Following are actual statements found on insurance forms where car drivers attempt to summarize the details of an accident in the fewest words possible. These instances of faulty writing serve to confirm that even incompetent writing may be highly entertaining.

1. Coming home I drove into the wrong house and collided with a tree I don't have.
2. The other car collided with mine without giving warning of its intentions.
3. I thought the window was down, but I found out it was up, when I put my head through it.
4. I collided with a stationary truck coming the other way.
5. A truck backed through my windshield into my wife's face.
6. A pedestrian hit me and went under my car.
7. The guy was all over the road. I had to swerve a number of times before I hit him.
8. I pulled away from the side of the road, glanced at my mother-in-law and headed over the embankment.
9. In an attempt to kill a fly, I drove into a telephone pole.
10. I had been shopping for plants all day and was on my way home. As I reached an intersection, a hedge sprang up, obscuring my vision and I did not see the other car.
11. I had been driving for 40 years when I fell asleep at the wheel and had an accident.
12. I was on my way to the doctor with rear end trouble when my universal joint gave way, causing me to have an accident.
13. As I approached the intersection, a sign suddenly appeared in a place where no stop sign had ever appeared before.
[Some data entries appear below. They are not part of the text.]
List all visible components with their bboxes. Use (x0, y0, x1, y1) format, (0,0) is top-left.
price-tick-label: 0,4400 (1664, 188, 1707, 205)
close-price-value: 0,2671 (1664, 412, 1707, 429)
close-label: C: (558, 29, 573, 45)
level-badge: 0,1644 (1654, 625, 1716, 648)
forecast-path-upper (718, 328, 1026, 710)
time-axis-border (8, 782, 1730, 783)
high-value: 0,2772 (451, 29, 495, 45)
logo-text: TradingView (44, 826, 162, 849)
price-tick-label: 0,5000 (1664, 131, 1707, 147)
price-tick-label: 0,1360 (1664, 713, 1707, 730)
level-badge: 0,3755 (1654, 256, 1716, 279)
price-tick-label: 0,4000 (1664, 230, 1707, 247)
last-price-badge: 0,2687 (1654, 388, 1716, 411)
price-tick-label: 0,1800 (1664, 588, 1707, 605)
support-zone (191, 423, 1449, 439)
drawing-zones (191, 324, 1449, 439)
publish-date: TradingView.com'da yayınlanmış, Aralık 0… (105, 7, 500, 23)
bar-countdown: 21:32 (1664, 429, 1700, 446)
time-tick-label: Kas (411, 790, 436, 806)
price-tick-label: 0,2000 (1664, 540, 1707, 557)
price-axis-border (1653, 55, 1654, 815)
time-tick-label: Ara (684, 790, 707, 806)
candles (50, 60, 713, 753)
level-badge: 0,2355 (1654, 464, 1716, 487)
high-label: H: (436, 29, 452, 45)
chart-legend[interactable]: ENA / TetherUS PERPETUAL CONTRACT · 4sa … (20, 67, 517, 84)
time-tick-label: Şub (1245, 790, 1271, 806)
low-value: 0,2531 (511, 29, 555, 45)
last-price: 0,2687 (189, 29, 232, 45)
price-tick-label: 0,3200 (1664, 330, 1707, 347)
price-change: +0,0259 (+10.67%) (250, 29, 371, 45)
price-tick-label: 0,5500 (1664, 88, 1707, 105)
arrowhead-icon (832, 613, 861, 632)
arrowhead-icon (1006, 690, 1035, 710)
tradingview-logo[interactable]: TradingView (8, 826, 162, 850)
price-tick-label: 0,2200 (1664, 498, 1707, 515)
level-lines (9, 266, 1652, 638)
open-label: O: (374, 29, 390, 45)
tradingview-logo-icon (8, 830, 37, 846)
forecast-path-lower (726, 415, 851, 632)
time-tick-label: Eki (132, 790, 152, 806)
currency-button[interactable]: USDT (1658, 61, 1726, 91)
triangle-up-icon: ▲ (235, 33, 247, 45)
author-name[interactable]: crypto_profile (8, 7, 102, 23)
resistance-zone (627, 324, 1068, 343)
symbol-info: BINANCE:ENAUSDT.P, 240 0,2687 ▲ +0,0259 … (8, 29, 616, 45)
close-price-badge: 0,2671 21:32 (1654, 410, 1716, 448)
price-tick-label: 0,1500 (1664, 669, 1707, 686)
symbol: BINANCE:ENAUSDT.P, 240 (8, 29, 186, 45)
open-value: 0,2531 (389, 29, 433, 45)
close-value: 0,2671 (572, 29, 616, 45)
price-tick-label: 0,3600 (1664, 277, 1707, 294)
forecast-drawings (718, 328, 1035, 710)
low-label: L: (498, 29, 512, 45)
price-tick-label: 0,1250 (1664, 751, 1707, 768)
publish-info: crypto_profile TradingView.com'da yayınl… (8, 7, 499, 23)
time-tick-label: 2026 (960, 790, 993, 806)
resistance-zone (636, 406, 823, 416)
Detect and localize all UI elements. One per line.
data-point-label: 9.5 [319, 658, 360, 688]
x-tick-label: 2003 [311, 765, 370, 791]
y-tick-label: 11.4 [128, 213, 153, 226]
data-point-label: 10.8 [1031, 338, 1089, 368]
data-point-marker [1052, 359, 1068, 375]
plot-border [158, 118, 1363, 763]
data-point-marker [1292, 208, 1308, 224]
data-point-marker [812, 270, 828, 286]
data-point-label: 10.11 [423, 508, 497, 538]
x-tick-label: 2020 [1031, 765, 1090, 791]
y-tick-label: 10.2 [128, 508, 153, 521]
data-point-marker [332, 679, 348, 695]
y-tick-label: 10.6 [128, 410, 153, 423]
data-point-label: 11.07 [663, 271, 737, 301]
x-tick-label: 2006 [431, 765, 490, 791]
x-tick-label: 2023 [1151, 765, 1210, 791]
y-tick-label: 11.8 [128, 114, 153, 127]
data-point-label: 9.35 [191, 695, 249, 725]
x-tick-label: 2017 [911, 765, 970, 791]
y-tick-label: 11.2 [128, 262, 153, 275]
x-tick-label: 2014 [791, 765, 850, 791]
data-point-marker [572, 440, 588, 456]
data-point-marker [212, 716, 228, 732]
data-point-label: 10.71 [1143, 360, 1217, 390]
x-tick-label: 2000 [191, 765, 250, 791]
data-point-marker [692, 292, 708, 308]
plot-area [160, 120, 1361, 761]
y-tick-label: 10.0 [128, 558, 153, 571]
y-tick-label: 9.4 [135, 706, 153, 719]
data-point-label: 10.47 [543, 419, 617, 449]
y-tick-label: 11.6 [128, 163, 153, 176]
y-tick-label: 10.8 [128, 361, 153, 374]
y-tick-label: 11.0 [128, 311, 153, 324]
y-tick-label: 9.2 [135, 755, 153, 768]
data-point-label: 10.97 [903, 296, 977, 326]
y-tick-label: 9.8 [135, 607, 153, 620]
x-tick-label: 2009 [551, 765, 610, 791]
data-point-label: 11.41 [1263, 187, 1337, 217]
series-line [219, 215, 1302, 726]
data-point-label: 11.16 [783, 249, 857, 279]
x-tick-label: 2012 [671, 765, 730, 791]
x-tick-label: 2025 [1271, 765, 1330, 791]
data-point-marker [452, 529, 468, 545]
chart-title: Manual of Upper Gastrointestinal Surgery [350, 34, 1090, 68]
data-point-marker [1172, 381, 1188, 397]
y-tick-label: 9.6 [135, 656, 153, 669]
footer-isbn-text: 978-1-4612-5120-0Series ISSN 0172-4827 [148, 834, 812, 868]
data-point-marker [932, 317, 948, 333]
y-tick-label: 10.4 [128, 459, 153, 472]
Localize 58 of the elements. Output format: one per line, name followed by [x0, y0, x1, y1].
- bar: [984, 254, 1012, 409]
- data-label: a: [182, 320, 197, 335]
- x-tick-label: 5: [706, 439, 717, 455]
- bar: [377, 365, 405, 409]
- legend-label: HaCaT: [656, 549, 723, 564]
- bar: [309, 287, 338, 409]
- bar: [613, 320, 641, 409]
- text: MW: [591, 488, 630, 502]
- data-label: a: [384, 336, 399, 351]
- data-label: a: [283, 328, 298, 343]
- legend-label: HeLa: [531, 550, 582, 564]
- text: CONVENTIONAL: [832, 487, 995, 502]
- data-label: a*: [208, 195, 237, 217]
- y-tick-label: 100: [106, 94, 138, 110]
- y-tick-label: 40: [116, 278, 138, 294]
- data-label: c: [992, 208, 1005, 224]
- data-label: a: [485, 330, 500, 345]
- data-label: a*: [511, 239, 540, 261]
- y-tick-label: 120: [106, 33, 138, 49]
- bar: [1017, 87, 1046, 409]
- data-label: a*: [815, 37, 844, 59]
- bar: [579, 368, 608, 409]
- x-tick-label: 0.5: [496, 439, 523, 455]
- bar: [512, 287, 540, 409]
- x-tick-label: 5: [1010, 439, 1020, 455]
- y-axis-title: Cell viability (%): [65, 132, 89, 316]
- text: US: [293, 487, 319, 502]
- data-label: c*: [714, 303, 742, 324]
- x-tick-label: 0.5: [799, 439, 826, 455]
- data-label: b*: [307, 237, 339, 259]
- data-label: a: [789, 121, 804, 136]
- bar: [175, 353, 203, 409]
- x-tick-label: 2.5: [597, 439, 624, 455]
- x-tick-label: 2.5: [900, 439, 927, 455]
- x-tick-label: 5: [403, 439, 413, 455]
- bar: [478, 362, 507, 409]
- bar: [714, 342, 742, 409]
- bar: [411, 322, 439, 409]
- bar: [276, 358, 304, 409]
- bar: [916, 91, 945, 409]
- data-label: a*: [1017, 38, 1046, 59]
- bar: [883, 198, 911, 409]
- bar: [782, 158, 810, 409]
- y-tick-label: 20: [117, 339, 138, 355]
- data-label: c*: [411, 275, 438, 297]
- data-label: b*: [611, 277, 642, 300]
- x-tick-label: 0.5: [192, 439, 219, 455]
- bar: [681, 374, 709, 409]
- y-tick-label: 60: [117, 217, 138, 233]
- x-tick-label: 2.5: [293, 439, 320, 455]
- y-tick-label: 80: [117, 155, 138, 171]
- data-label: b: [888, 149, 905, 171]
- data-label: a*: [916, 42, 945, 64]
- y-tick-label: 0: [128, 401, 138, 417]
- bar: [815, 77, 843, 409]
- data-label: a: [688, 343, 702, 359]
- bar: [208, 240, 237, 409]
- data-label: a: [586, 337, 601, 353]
I was unable to stop in time to avoid the accident.
14. To avoid hitting the bumper of the car in front, I struck the pedestrian.
15. My car was legally parked as it backed into the other vehicle.
16. An invisible car came out of nowhere, struck my car and vanished.
17. I told the police that I was not injured, but on removing my hat, found that I had fractured skull.
18. I was sure the old fellow would never make it to the other side of the road when I struck him.
19. The pedestrian had no idea which direction to run, so I ran over him.